Adelaide cabaret diva Anya Anastasia is painfully dedicated to her craft.
“I had a needle in my arm when you called,” she says. “I went into my shipping container in the hills to get some costumes out and I managed to slice my leg open on a rusty, old Australian Dance Theatre costume trunk and put myself at risk of tetanus.”
If that injury doesn’t show her devotion to her craft, Anya’s return to the Adelaide Fringe Festival surely will, as she will be performing in two very different shows for audiences to enjoy.
“I am always one for a full schedule. Last year I was doing two shows and running a venue. I’m doing just the two shows this year, which is the equivalent of me scaling back,” she laughs.
The first is ‘Rogue Romantic’, which Anya and her all-female band are bringing back to the Adelaide Fringe after a short season last year.
“It is about that empowerment and ownership and seizing the stage,” Anya explains. “There’s the day-to-day, normal Anya Anastasia who is very polite and accommodating, and used to get walked over a little bit – certainly in relationships. So she’s crafted an alter-ego to stand-up for me, say my side of the story and overthrow expectations and reject expectations that I felt had been placed on me. It has that ferocity of claiming my side of the story and pushing back.”
‘Rogue Romantic’ will be different to how audiences remember it, with Anya fine-tuning it to present a completely new experience.
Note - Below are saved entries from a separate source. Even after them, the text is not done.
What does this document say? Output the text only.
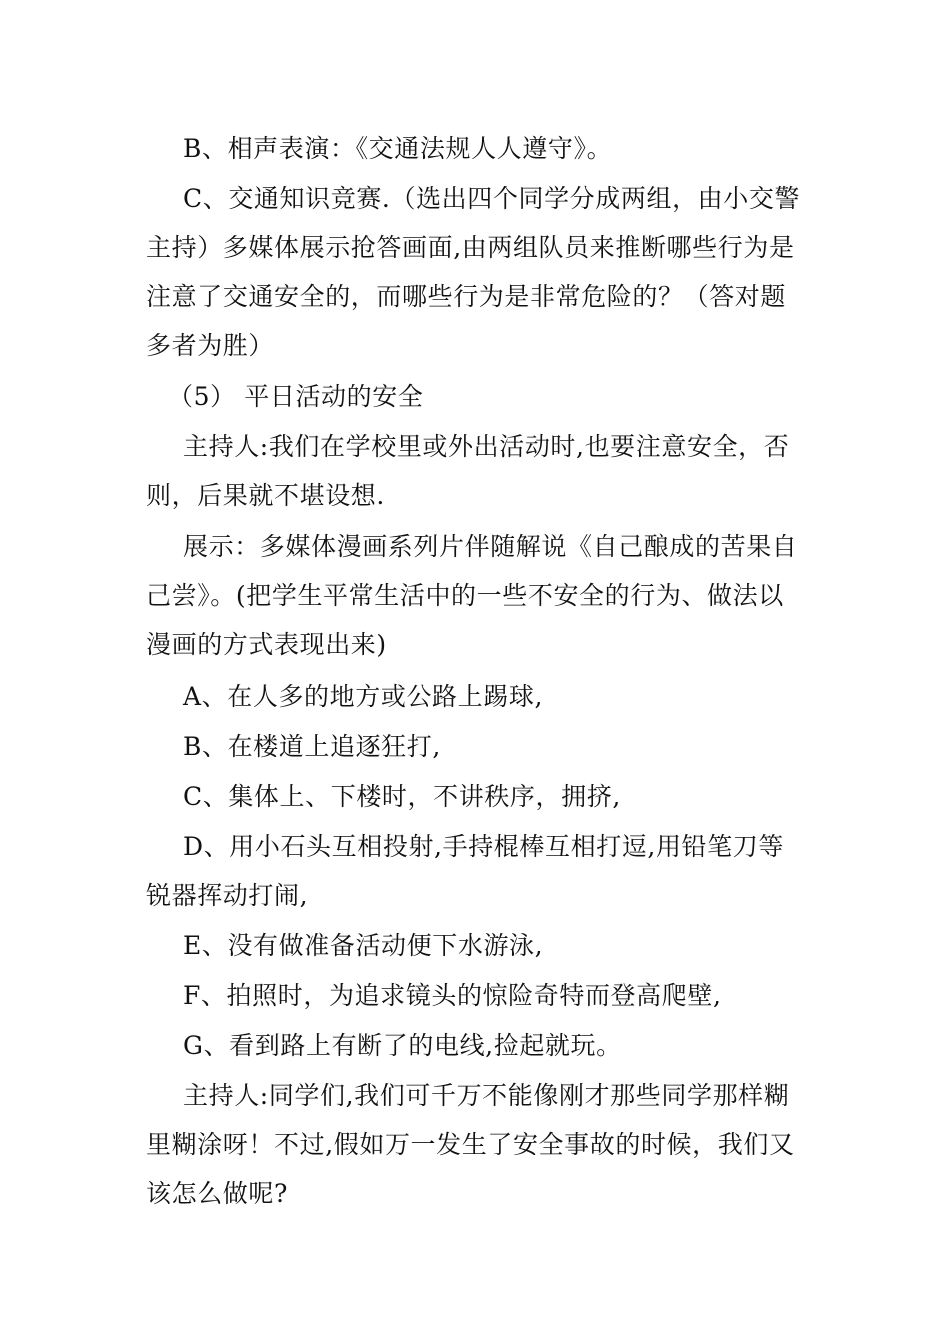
B、相声表演：《交通法规人人遵守》。

C、交通知识竞赛.（选出四个同学分成两组，由小交警主持）多媒体展示抢答画面,由两组队员来推断哪些行为是注意了交通安全的，而哪些行为是非常危险的？（答对题多者为胜）

（5） 平日活动的安全

主持人:我们在学校里或外出活动时,也要注意安全，否则，后果就不堪设想.

展示：多媒体漫画系列片伴随解说《自己酿成的苦果自己尝》。(把学生平常生活中的一些不安全的行为、做法以漫画的方式表现出来)

A、在人多的地方或公路上踢球,

B、在楼道上追逐狂打,

C、集体上、下楼时，不讲秩序，拥挤,

D、用小石头互相投射,手持棍棒互相打逗,用铅笔刀等锐器挥动打闹,

E、没有做准备活动便下水游泳,

F、拍照时，为追求镜头的惊险奇特而登高爬壁,

G、看到路上有断了的电线,捡起就玩。

主持人:同学们,我们可千万不能像刚才那些同学那样糊里糊涂呀！不过,假如万一发生了安全事故的时候，我们又该怎么做呢?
“I had the opportunity to develop the songs even further and craft a very exciting hour that I’m extremely proud of. Now there’s new numbers in it, new songs, new look, new costumes and new jokes to keep the loyal fans happy. But it is still a high-intensity, physical show, so you might be sweated on in the front row seats and that’s probably not the half of it. You might have an overzealous cabaret diva doing a handstand on your lap.”
'The Executioners'
Anya will also be debuting her new show ‘The Executioners’, which she describes as more experimental than previous work.
“Some of the things I’m putting under the microscope are social media, tech addiction, fake news, and that need for immediate gratification and how that’s influencing news and how we digest information and the disconnect. It’s really exciting to do that in a theatrical context where you’ve got such great tools as lighting and projections so you can create that feeling of overwhelm that I think we’ve all experienced when we’re trying to get to the bottom of something; we can get side-tracked from what’s important.”
If her past shows weren’t physical enough, ‘The Executioners’ sees Anya working with stuntmen who’ve worked on such films as ‘Ghost In The Shell’ and ‘The Wolverine’ to choreograph some fight scenes.
“My accompanist, Gareth Chin, revealed to me not so long ago that he’s a Kung Fu practitioner and teacher, and has his own dojo. I said, ‘I’ll be damned if we’re not using that in the show’.”
It may be a lot of work to perform two very different shows, but Anya feels “it’s not actually as hard when you have as much daily sources of inspiration as I do”. There may even be a show inspired by her recent clumsiness.
“’Tetanus: The Musical’. Why not?” she laughs.